By Juliet Ukanwosu
Nigeria’s oil and gas sector scored poorly in the 2021 Resource Governance Index (RGI), placing it in the “weak” performance band, according to the Natural Resource Governance Institute’s (NRGI) recently released report.
Despite an 11-point score increase since the 2017 RGI, petroleum resource governance has largely stagnated in that time, with the bulk of the increase driven by the first-time inclusion of the Nigeria Sovereign Investment Authority (NSIA) in the assessment, the report said.
Barring this inclusion, significant governance challenges remain, with deep-seated and long-standing issues hampering possible improvements.
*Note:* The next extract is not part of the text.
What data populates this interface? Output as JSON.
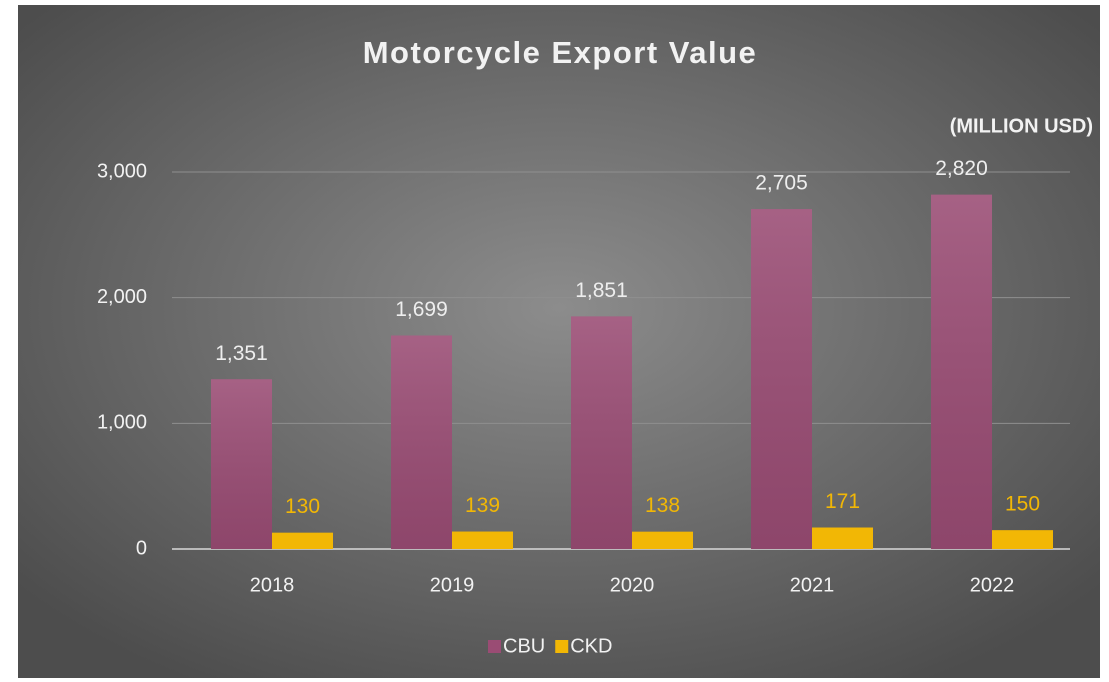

The report emphasized that Nigeria’s oil and gas governance is weak and falls short in key transparency and accountability measures
Highlighting the major issues in the sector, the report listed the governance of licensing as “failing,” due to an absence of a centralized cadaster and rules governing the pre- and post-licensing process and contract disclosures.
It added that the lack of disclosure of public officials’ financial interests in extractive companies and limited disclosure of significant beneficial ownership information remain a concern, while Nigeria’s “poor” enabling environment hinders its petroleum resource governance, with subcomponents related to control of corruption, political stability and government effectiveness all receiving “failing” scores.
However, the report stated that governance of state-owned Nigeria National Petroleum Corporation (NNPC) improved by 25 points since the 2017 RGI, driven mostly by enhanced commodity sales disclosures.
Also, the Nigerian Sovereign Investment Authority (NSIA) was assessed for the first time, and placed in the “good” performance band for sovereign wealth funds due to strong rules and disclosures governing the fund.
To reverse the negative scores, the NRGI recommended that the articles of association for any new NNPC entities created by the PIA contain binding obligations to publish audited financials and detailed commodity sale data.
It also urged all relevant entities to disclose more information on the climate risks and impacts of the country’s existing and planned oil and gas sector operations, while also advising that a multi-stakeholder task force with representatives from relevant government bodies, civil society organizations, research institutions and communities, be set up to develop an evidence-based, consultative energy transition plan for Nigeria.
the NRGI also recommended that the Federal Government consolidate its stabilization mechanisms, utilizing the NSIA which has proven to be more effective than its predecessors.
Extractive360 reports that the 2021 RGI assesses how 18 resource-rich countries govern their oil, gas and mineral wealth. The index composite score is made up of three components. Two measure key characteristics of the extractives sector – value realization and revenue management – and a third captures the broader context of governance — the enabling environment.
These three dimensions of governance consist of 14 sub-components, which comprise 51 indicators, which are calculated by aggregating 136 questions.